Bitcoin (BTC) price has stalled in its uptrend after being trapped at the high of $92,000. Cryptocurrency price analysis brought by Coinidol.com.
Since November 13, prices have remained within a limited range. The largest cryptocurrency is trading above the $85,000 support but below the $92,000 barrier. The doji candlestick configuration represents the hesitation between bulls and bears. On the upside, Bitcoin will enter the second round of the uptrend if buyers break above the resistance at $93,318. The second wave will push Bitcoin to record highs of $100,000 and $115,000. In the meantime, Bitcoin is trading in a limited range.
The BTC price is currently above the moving average lines as the uptrend continues. On November 13, a long candlestick wick indicates the recent high. Doji candlesticks are slowing the price movement. The 21-day SMA supports the cryptocurrency. The rise will come to a halt as soon as the support line is broken.
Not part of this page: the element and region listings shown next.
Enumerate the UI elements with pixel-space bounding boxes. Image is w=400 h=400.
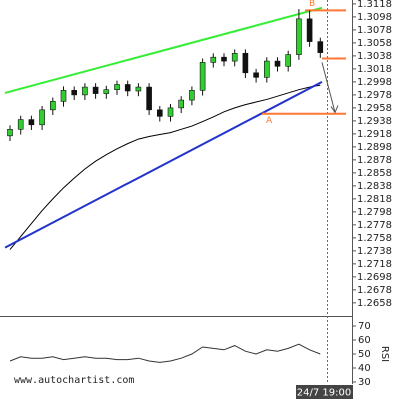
candle-body <box>92 86 99 94</box>
candle-body <box>7 129 13 137</box>
level-label: A <box>266 116 273 126</box>
y-tick-label: 40 <box>358 363 371 374</box>
moving-average <box>9 84 321 250</box>
y-tick-label: 50 <box>358 349 371 360</box>
candle-body <box>28 119 35 126</box>
y-tick-label: 1.3118 <box>357 0 392 10</box>
candle-body <box>199 62 206 91</box>
candle-body <box>210 56 217 63</box>
forecast-arrow <box>321 62 336 113</box>
y-tick-label: 1.2858 <box>357 168 392 179</box>
candle-body <box>189 90 195 101</box>
rsi-line <box>9 343 321 363</box>
candle-body <box>124 84 131 92</box>
candle-body <box>82 86 88 96</box>
candle-body <box>306 18 313 42</box>
candle-body <box>167 107 174 117</box>
candle-body <box>49 101 56 111</box>
y-tick-label: 1.2778 <box>357 220 392 231</box>
candle-body <box>103 89 110 94</box>
y-tick-label: 1.3078 <box>357 25 392 36</box>
candle-body <box>242 52 249 74</box>
candle-body <box>317 41 324 53</box>
trend-line <box>4 81 323 249</box>
candle-body <box>253 72 259 78</box>
y-tick-label: 1.2938 <box>357 116 392 127</box>
y-tick-label: 1.3058 <box>357 38 392 49</box>
y-tick-label: 1.2698 <box>357 272 392 283</box>
candle-body <box>221 56 227 62</box>
candle-body <box>60 90 67 102</box>
candle-body <box>274 60 281 67</box>
candle-body <box>285 54 292 67</box>
y-tick-label: 1.2918 <box>357 129 392 140</box>
time-label: 24/7 19:00 <box>297 388 351 399</box>
y-tick-label: 60 <box>358 335 371 346</box>
candle-body <box>296 18 302 55</box>
y-tick-label: 1.2798 <box>357 207 392 218</box>
y-tick-label: 1.2678 <box>357 285 392 296</box>
arrow-head <box>330 105 339 114</box>
watermark: www.autochartist.com <box>14 375 134 386</box>
level-label: B <box>309 0 315 9</box>
y-tick-label: 1.2658 <box>357 298 392 309</box>
y-tick-label: 1.2818 <box>357 194 392 205</box>
candle-body <box>17 119 24 130</box>
candle-body <box>146 86 152 111</box>
time-box <box>296 385 353 399</box>
y-tick-label: 30 <box>358 377 371 388</box>
y-tick-label: 1.2958 <box>357 103 392 114</box>
rsi-label: RSI <box>379 346 390 362</box>
y-tick-label: 1.3018 <box>357 64 392 75</box>
candle-body <box>39 109 45 126</box>
trend-line <box>4 6 323 94</box>
candle-body <box>178 99 184 109</box>
candle-body <box>263 60 270 78</box>
y-tick-label: 1.2738 <box>357 246 392 257</box>
candle-body <box>135 86 142 92</box>
y-tick-label: 1.2758 <box>357 233 392 244</box>
y-tick-label: 70 <box>358 321 371 332</box>
y-tick-label: 1.2718 <box>357 259 392 270</box>
candle-body <box>231 52 238 62</box>
candle-body <box>157 109 163 117</box>
candle-body <box>114 84 120 90</box>
y-tick-label: 1.2878 <box>357 155 392 166</box>
y-tick-label: 1.2978 <box>357 90 392 101</box>
candle-body <box>71 90 77 96</box>
y-tick-label: 1.2998 <box>357 77 392 88</box>
y-tick-label: 1.3038 <box>357 51 392 62</box>
y-tick-label: 1.2838 <box>357 181 392 192</box>
y-tick-label: 1.2898 <box>357 142 392 153</box>
y-tick-label: 1.3098 <box>357 12 392 23</box>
Key resistance levels – $80,000 and $100,000
Key support levels – $70,000 and $50,000
The 4-hour chart of Bitcoin shows a sideways movement above the moving averages but below the barrier at $92,500. The bears broke the 21-day SMA twice, but the bulls bought the dips. The uptrend will continue as long as the buyers maintain the 21-day SMA support. Doji candlesticks have caused a marginal price movement.
Disclaimer. This analysis and forecast are the personal opinions of the author. They are not a recommendation to buy or sell cryptocurrency and should not be viewed as an endorsement by CoinIdol. Readers should do their research before investing in funds.